The interior kit is far from off-side, astro turf floor mats in Brasileiro Green and the "floodlights" in the shape of a MINI LED interior lighting package give a stadium like feel. With this equipment aboard the MINI Paceman GoalCooper will set off "Mexican waves" on all four seats. It is match-fit when it comes to reliving controversial referee decisions and glorious goals via live web stream. A universal holder for smartphones and a rear holder for the Apple iPad will ensure comfortable viewing on the rear seat terraces. For relieving pre-match tension or enjoying some half-time downtime the MINI Paceman GoalCooper features a miniature table football set mounted on the Center Rail.

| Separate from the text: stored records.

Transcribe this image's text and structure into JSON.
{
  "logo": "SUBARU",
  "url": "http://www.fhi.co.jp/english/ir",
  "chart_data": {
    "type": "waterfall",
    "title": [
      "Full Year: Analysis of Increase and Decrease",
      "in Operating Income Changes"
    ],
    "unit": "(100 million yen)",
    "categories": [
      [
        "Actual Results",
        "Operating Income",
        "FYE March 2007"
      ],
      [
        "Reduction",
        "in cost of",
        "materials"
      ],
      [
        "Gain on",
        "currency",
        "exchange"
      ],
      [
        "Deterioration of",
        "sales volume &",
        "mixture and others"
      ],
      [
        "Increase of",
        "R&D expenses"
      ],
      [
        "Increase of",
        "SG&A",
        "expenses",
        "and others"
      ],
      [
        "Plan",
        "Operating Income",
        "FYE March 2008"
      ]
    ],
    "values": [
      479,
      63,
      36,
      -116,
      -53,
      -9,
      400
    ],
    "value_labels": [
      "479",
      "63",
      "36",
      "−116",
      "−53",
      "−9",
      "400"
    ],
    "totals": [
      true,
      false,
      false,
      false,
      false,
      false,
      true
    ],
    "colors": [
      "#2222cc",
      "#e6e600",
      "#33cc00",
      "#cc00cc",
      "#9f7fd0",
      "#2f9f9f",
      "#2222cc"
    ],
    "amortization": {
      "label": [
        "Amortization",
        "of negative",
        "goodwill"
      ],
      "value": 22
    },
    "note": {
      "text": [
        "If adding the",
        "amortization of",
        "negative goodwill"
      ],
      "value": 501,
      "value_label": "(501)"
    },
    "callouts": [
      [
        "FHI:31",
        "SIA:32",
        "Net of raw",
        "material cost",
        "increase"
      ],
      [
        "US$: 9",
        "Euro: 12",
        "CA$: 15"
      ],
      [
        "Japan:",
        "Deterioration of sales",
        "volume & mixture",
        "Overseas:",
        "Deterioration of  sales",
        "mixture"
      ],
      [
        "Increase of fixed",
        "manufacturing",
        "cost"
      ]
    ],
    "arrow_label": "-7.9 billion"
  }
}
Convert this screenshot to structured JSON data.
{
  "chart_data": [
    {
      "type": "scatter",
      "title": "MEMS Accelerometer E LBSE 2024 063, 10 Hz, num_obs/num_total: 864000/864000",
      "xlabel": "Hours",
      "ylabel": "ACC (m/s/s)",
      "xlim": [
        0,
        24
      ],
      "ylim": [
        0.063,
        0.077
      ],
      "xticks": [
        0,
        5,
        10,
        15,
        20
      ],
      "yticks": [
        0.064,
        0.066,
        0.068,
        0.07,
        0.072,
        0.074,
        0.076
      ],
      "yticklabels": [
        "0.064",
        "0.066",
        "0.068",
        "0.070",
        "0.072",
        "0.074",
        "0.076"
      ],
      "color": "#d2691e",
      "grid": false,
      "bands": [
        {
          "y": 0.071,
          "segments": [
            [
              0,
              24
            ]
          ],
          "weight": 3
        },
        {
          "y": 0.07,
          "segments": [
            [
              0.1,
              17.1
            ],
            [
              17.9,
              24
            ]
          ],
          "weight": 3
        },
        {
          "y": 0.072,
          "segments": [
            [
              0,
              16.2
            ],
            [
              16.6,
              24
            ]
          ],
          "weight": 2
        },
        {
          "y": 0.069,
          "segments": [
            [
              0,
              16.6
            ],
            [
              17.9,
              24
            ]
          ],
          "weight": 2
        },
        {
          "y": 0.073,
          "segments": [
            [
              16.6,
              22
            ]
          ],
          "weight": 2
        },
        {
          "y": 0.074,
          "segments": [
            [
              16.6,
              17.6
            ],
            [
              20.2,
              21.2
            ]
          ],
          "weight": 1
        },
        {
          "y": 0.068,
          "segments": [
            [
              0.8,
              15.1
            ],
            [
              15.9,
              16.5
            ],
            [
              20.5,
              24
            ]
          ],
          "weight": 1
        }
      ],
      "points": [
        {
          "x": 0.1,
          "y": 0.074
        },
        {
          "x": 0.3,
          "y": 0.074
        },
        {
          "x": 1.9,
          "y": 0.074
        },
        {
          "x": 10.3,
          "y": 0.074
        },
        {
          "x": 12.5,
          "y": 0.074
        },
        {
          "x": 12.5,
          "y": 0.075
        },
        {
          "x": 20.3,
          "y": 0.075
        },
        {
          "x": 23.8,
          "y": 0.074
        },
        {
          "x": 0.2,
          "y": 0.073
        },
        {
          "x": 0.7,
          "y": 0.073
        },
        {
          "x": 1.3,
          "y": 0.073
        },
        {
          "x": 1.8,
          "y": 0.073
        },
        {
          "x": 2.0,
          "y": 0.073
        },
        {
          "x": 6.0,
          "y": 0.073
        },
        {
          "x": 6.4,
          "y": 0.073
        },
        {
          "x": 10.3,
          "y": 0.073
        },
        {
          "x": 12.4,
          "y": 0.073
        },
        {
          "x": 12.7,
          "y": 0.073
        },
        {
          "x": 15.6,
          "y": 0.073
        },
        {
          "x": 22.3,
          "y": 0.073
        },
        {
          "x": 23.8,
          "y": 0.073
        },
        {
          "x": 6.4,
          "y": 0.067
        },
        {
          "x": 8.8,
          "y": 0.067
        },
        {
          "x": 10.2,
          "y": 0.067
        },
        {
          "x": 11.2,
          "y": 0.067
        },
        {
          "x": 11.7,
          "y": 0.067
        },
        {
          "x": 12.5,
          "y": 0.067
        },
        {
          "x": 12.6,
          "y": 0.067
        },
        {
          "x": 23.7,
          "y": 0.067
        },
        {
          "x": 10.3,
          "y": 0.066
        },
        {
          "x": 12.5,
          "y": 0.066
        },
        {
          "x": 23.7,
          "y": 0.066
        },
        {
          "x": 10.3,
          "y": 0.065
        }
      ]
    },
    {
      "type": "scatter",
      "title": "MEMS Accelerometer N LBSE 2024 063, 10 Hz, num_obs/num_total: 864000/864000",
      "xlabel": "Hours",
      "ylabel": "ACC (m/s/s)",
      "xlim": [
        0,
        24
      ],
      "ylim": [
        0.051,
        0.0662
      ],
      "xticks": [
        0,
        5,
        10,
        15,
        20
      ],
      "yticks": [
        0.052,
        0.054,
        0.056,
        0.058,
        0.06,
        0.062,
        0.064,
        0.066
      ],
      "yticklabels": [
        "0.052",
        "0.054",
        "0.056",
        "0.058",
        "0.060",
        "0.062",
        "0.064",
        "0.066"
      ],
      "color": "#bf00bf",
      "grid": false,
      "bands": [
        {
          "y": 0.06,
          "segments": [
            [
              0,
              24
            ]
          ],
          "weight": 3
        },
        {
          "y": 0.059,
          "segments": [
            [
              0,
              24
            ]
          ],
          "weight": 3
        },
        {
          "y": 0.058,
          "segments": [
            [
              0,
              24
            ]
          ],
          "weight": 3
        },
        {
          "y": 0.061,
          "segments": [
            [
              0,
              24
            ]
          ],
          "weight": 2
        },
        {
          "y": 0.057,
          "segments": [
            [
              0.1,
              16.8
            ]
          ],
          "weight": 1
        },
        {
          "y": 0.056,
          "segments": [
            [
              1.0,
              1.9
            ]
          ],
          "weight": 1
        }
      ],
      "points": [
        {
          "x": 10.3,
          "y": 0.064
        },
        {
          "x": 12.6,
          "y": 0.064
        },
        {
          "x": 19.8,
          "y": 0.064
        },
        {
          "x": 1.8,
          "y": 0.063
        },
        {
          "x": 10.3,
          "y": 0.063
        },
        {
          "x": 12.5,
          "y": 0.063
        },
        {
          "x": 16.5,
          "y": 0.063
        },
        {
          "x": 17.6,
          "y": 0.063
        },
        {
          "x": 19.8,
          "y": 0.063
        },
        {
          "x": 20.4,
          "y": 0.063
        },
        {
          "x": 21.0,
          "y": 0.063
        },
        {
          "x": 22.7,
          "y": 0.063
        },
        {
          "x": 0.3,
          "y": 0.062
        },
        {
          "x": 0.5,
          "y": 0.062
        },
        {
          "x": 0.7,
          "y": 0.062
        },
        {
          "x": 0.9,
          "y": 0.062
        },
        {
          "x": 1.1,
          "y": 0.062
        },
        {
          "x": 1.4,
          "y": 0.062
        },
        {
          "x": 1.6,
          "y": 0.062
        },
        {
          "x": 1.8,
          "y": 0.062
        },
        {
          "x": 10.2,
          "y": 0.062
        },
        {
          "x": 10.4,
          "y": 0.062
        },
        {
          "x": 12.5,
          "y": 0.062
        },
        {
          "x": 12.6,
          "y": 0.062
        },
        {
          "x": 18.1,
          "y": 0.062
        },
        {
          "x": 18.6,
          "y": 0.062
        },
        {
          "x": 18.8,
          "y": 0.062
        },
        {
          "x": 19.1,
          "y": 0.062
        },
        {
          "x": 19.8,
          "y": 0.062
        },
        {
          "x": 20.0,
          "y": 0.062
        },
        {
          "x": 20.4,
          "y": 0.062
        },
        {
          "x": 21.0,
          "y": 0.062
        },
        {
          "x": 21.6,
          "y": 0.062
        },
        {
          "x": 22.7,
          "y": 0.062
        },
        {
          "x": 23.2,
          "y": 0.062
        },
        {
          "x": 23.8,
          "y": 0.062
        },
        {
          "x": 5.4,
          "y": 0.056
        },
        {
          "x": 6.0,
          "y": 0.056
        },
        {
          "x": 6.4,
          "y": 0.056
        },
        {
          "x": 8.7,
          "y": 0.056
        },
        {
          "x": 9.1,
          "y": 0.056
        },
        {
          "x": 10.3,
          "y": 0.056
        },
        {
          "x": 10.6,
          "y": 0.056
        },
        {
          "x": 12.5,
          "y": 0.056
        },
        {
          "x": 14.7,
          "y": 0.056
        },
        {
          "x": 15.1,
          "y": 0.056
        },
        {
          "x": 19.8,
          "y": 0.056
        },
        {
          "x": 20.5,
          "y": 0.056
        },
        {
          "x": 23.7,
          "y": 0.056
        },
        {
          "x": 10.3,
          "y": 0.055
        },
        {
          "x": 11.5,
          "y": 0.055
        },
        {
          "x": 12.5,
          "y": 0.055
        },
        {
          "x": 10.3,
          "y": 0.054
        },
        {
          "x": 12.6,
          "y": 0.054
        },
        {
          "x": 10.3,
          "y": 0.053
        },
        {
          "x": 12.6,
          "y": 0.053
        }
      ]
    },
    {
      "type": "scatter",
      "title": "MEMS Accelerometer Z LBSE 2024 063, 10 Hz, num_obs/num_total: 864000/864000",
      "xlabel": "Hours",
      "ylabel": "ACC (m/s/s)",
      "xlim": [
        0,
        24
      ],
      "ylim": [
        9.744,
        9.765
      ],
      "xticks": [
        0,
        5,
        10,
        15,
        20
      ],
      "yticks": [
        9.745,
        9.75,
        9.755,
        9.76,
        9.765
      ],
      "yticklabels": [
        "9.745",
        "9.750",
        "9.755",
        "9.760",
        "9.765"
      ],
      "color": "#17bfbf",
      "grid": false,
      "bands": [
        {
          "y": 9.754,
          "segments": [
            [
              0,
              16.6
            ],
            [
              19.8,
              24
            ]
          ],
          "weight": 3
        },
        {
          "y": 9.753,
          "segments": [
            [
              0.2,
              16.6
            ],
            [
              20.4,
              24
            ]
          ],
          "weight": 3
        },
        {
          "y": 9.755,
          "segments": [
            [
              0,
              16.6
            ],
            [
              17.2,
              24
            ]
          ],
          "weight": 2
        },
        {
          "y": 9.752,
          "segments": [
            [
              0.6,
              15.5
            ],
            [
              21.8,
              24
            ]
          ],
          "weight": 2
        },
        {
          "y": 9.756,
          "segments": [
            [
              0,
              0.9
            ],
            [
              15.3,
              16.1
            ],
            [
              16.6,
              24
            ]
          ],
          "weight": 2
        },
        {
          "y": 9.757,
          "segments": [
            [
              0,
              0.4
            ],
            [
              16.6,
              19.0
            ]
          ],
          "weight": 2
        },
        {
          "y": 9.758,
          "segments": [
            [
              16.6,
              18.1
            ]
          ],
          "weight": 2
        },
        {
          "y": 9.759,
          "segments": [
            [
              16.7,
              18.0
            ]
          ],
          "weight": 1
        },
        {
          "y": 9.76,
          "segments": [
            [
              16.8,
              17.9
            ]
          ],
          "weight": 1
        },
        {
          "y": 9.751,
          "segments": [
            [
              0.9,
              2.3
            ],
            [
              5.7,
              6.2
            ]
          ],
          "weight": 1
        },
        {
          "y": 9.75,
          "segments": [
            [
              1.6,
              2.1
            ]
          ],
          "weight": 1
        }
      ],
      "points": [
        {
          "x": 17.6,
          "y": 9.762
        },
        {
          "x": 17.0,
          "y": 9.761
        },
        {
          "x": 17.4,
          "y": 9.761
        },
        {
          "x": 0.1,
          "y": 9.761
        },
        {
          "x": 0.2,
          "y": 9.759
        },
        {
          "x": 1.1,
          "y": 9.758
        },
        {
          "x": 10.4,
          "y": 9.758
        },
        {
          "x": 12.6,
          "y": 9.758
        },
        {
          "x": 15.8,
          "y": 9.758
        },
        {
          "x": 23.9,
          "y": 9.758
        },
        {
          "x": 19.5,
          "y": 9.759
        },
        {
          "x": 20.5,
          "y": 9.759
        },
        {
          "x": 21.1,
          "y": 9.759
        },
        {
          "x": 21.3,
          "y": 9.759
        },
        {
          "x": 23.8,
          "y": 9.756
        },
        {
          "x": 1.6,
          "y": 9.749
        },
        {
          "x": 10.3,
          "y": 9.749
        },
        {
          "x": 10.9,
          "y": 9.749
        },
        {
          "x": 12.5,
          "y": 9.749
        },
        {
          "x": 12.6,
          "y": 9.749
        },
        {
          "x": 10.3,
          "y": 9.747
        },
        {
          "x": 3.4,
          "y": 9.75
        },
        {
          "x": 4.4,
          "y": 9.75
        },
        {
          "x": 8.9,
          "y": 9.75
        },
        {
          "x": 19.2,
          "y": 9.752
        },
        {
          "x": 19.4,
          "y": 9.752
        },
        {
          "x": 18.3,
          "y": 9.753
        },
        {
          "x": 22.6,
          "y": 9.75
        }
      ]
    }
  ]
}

The MINI Paceman GoalCooper is fully equipped for training between matches. The rear seatbacks can be folded over to turn the boot, which is fully clad in AstroTurf, into a football goal. The net is attached behind the front seats. The MINI Paceman GoalCooper has a top defence line-up making it very difficult for any striker to score. As soon as the Park Distance Control (PDC) sensors, in conjunction with the interior monitoring sensors of the alarm system, register a shot on goal, the electric tailgate is operated, instantly closing the tailgate, reflecting the ball and keeping the box clean.

If a player successfully puts one past the 'keeper', he can share his success immediately with other MINI drivers. When the final whistle has been blown after 90 minutes the score is transmitted to the iPad in the MINI via a special MINI Paceman GoalCooper MINI Connected App. Thanks to intelligent connectivity the results can be compared online with other registered users at any time. The table is updated every day and at the end of the tournament the MINI Community World Champion will lift the trophy.

The new star of the MINI Team will be officially presented on 1 April 2014. All details regarding transfer fees and contract periods will remain strictly confidential until then.


----------